SENTIMENTO DE ANGÚSTIA
“O que devo fazer?” “Será que é correto fazer isso?” “O mundo não deveria ser assim” ou “por que o mundo é assim?”... Quem nunca fez este tipo de pergunta? Constantemente nos vemos diante de situações ou problemas que nos levam a fazê-las.
Isto é tão “normal” que nunca, ou dificilmente, nós paramos para pensar sobre o ato mesmo de fazer estas perguntas. Simplesmente perguntamos, sem nos questionarmos por que as fazemos; elas fazem parte do nosso cotidiano, da nossa “normalidade”.
Eis um sentimento polêmico, sobre o qual muito se tem falado, inclusive com as maiores contradições. O filósofo estóico Epíteto ( 50-120 d.c.) dizia que “ a filosofia é a experiência que fazemos de nossa fraqueza”. Esta nos causa angústia.
A angústia educa e ensina. Nela aprendemos a nos predispor à possibilidade. Estar aberto e disposto à possibilidade de tornar-se mais angustiante do que estar disposto e aberto à realidade. Isso equivale a dizer que a existência humana é trágica porque todas as suas possibilidades, além de serem possibilidades de sim, são também possibilidade de não.
E debaixo de toda possibilidade humana se esconde sempre a ameaça do insucesso, do fracasso e da morte. Não há situação humana que possa proteger-se de uma tal ameaça. Não há quem nos liberte da condição de discípulos da angústia.
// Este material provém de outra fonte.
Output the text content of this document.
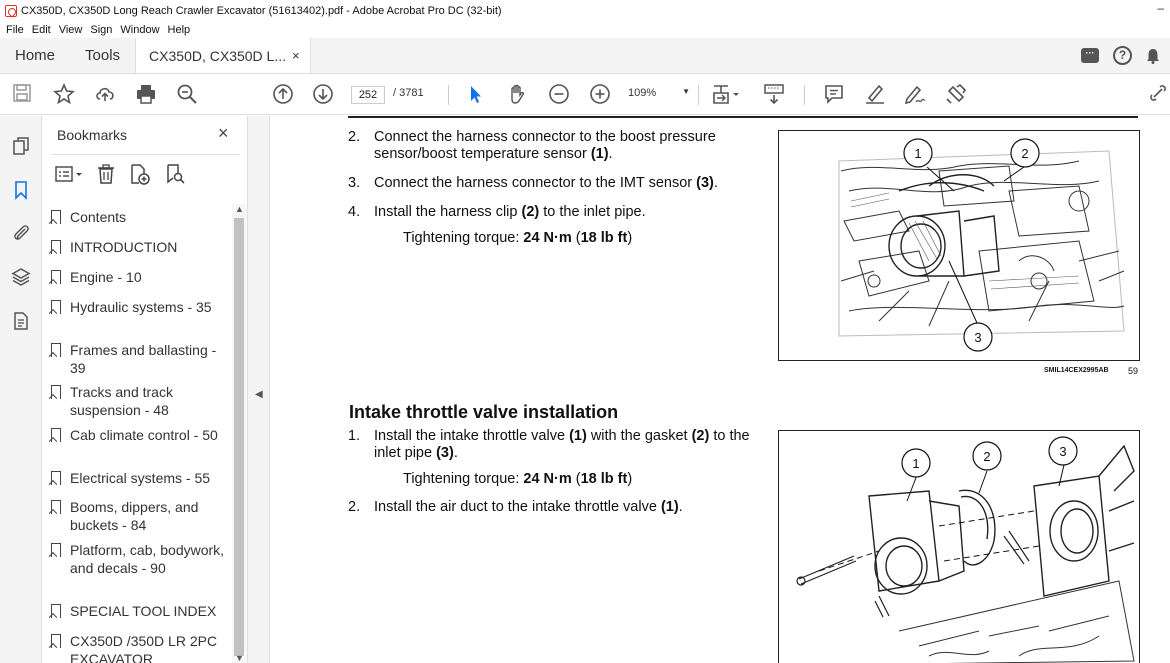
CX350D, CX350D Long Reach Crawler Excavator (51613402).pdf - Adobe Acrobat Pro DC (32-bit)	–
File Edit View Sign Window Help
Home	Tools	CX350D, CX350D L... ×	···	?
252	/ 3781	109%	▼
Bookmarks	×
Contents
INTRODUCTION
Engine - 10
Hydraulic systems - 35
Frames and ballasting - 39
Tracks and track suspension - 48
Cab climate control - 50
Electrical systems - 55
Booms, dippers, and buckets - 84
Platform, cab, bodywork, and decals - 90
SPECIAL TOOL INDEX
CX350D /350D LR 2PC EXCAVATOR
▲
▼
◀
2. Connect the harness connector to the boost pressure sensor/boost temperature sensor (1).
3. Connect the harness connector to the IMT sensor (3).
4. Install the harness clip (2) to the inlet pipe.
Tightening torque: 24 N·m (18 lb ft)
1	2
3
SMIL14CEX2995AB 59
Intake throttle valve installation
1. Install the intake throttle valve (1) with the gasket (2) to the inlet pipe (3).
Tightening torque: 24 N·m (18 lb ft)
2. Install the air duct to the intake throttle valve (1).
1	2	3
Kierkegaard diz que a palavra mais angustiante pronunciada por Cristo não foi: “Meu Deus, por que me abandonaste?”, mas a que dirigiu a judas: “O que tens a fazer, faze-o depressa!” A primeira expressa o sofrimento por aquilo que estava acontecendo, a segunda, a angústia por aquilo que podia acontecer. E só nesta última se revela a humanidade de cristo, porque humanidade significa angústia.
Heidegger considerou a angústia o caminho privilegiado de compreensão do ser. Na angústia o homem se compreende nitidamente como “ser para a morte”, “sente-se em presença do nada, da impossibilidade possível de sua existência”. Isto significa que na angústia percebe com muita nitidez que ele está na determinação e na disposição de ser, está na liberdade de existir e também de não existir.
Em Sartre, a liberdade é precisamente o Ser da consciência: nela, o ser humano é o seu próprio passado — bem como o seu devir — sob a forma de nadificação. Sendo consciência de Ser (liberdade), há para o ser humano um determinado modo de situar-se frente ao passado e ao futuro como sendo e não sendo ambos ao mesmo tempo. A liberdade humana, da perspectiva sartreana, é a escolha irremediável de certos possíveis: o homem não é, mas faz-se. Liberdade radical, à maneira de Sartre, implica em total responsabilidade que, por sua vez, há de acarretar uma angústia ilimitada. Sob a regência sartreana, existência humana se confunde com liberdade —tomada como dimensão total do humano, sem limites ou condições.
Em Sartre, existência é escolha, assim como o homem é transcendência ou realidade humana um “vir-a-ser” em projeto. Em rigor, somos inteiramente responsáveis por nossos atos e nossa liberdade nos obriga a prestar contas a todos—e até contra todos— de nossas escolhas deliberadas. Desse modo, cabe ao homem assumir sua condição de existente. Ora, vê-se logo que a liberdade, sob o escopo teórico sartreano, coincide no fundo com o Nada que está no coração do humano: para a realidade humana, ser é escolher-se de tal e tal modo, com tais e tais conseqüências. A liberdade não é um Ser apenas ela é o Ser do humano — ou, em linguagem mais precisa, a liberdade é precisamente o Nada de Ser do homem, sua radical indeterminação.
Sendo livre, o humano não tem como se precaver nem contra a permanente possibilidade de fazer novas escolhas de sua maneira de Ser e nem como escapar às suas responsabilidades; logo, a descoberta de sua própria liberdade terá antes o gosto amargo da “condenação”—trata-se aqui do sentimento de angústia — do que o gosto da jubilosa experiência comumente associada à liberdade. Desse modo, pode-se dizer que a liberdade nos aprisiona nela própria: “estamos condenados a ser livres”
(SARTRE 2, p. 484).
KIERKEGAARD, Sören. O Desespero Humano (Doença até a morte). Trad.
Adolfo Casais Monteiro. P. 187 a 279 da coleção Os Pensadores. Rio de
Janeiro: Abril Cultural, 1988.
SARTRE, J. P. O Ser e o Nada: Ensaio de ontologia fenomenológica, trad. Paulo Perdigão Petrópolis: Vozes, 2002.